A total of 17 studies were included. We found that EUS-guided pancreatic cyst ablation was feasible with complete resolution in up to 86% of cases after 3-12 months. The modality with the most promising results after 3-12 months was chemoablation with complete resolution rates ranging from 46 to 79% (median 64%). The most appropriate follow-up period was estimated to be 12 months. The risk of serious adverse events including pancreatitis was approximately 16%. Very few cyst recurrences have been documented following complete resolution after cyst ablation.
EUS-guided cyst ablation of pancreatic cystic lesions seems effective and safe as an alternative to surgical resection in patients who are unfit for surgery or who have low-risk pancreatic cystic neoplasms.
随着横断面成像的应用日益增多,无症状性胰腺囊性肿瘤的发病率也在增加。胰腺囊性肿瘤的手术治疗具有较高的围手术期发病率和死亡率风险。我们的目的是评估内镜超声(EUS)引导下消融作为胰腺囊性肿瘤的非手术治疗方法。

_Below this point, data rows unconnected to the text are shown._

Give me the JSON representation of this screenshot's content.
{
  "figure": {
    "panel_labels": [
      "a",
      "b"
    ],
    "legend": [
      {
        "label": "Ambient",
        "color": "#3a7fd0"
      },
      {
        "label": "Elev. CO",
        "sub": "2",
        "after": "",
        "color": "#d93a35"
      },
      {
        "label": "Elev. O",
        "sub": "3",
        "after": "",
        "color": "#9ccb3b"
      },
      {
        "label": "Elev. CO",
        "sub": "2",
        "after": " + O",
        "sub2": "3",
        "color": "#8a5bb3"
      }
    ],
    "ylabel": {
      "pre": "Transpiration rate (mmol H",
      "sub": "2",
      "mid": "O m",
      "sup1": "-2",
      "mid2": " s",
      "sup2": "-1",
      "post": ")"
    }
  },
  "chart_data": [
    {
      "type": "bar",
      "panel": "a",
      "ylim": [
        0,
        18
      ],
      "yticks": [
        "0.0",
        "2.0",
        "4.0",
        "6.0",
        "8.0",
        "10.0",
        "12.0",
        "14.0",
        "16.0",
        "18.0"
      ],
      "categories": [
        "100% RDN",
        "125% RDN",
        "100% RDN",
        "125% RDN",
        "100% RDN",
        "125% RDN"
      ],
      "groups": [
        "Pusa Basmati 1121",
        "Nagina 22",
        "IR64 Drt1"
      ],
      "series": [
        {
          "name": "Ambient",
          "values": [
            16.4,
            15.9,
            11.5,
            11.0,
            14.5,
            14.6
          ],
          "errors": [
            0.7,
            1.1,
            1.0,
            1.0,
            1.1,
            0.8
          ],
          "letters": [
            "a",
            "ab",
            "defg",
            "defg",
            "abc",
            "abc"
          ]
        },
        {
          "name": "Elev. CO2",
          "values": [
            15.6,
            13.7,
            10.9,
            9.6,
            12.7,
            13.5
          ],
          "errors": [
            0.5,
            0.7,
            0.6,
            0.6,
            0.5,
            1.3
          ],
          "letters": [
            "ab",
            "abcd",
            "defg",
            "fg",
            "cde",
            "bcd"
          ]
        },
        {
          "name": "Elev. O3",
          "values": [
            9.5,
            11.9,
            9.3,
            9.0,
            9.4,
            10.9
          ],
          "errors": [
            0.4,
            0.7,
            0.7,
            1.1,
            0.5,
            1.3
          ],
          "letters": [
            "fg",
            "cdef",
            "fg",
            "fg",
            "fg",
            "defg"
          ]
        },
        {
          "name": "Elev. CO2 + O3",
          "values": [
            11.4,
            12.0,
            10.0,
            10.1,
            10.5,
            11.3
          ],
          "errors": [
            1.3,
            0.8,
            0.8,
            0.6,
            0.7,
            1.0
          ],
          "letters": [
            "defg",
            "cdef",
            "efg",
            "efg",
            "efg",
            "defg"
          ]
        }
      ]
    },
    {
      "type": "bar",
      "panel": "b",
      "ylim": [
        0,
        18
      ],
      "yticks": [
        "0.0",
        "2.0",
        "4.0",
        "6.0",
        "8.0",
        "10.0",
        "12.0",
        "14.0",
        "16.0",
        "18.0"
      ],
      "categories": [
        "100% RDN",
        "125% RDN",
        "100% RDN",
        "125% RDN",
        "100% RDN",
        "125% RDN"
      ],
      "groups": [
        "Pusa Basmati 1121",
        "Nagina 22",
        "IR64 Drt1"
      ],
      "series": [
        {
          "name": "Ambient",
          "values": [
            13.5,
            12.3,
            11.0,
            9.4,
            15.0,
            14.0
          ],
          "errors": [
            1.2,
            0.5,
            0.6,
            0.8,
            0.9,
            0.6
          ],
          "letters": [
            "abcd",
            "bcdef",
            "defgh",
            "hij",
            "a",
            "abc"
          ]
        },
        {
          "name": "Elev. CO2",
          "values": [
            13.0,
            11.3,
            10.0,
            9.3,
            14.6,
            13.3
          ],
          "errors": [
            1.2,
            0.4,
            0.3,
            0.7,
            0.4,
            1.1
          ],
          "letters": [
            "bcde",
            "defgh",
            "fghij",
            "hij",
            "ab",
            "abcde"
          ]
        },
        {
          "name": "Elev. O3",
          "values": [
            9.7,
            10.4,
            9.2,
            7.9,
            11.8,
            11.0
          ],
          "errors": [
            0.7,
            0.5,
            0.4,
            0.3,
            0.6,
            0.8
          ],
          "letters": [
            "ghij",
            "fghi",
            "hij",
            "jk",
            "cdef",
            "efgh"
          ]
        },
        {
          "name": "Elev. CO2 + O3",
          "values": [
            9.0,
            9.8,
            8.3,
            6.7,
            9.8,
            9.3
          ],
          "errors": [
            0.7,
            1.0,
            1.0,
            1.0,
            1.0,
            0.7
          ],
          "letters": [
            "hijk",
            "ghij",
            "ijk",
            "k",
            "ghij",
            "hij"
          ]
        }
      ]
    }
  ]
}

我们在 MEDLINE、Embase 和 Scopus 中进行了文献检索。所有研究胰腺囊性肿瘤 EUS 引导下射频、硬化剂、乙醇、化疗药物或其联合消融安全性和疗效的临床研究均被纳入。
共纳入 17 项研究。我们发现,EUS 引导下胰腺囊性肿瘤消融术在 3-12 个月后高达 86%的病例中是可行的,并且完全消退。在 3-12 个月后结果最有前景的方法是化疗消融,完全消退率为 46%至 79%(中位数 64%)。估计最合适的随访时间为 12 个月。严重不良事件(包括胰腺炎)的风险约为 16%。在胰腺囊性肿瘤消融后完全消退后,很少有记录到囊性复发。
EUS 引导下胰腺囊性病变的囊腔消融术似乎是一种有效的治疗方法,对于不适合手术或具有低风险胰腺囊性肿瘤的患者,其作为手术切除的替代方法具有安全性。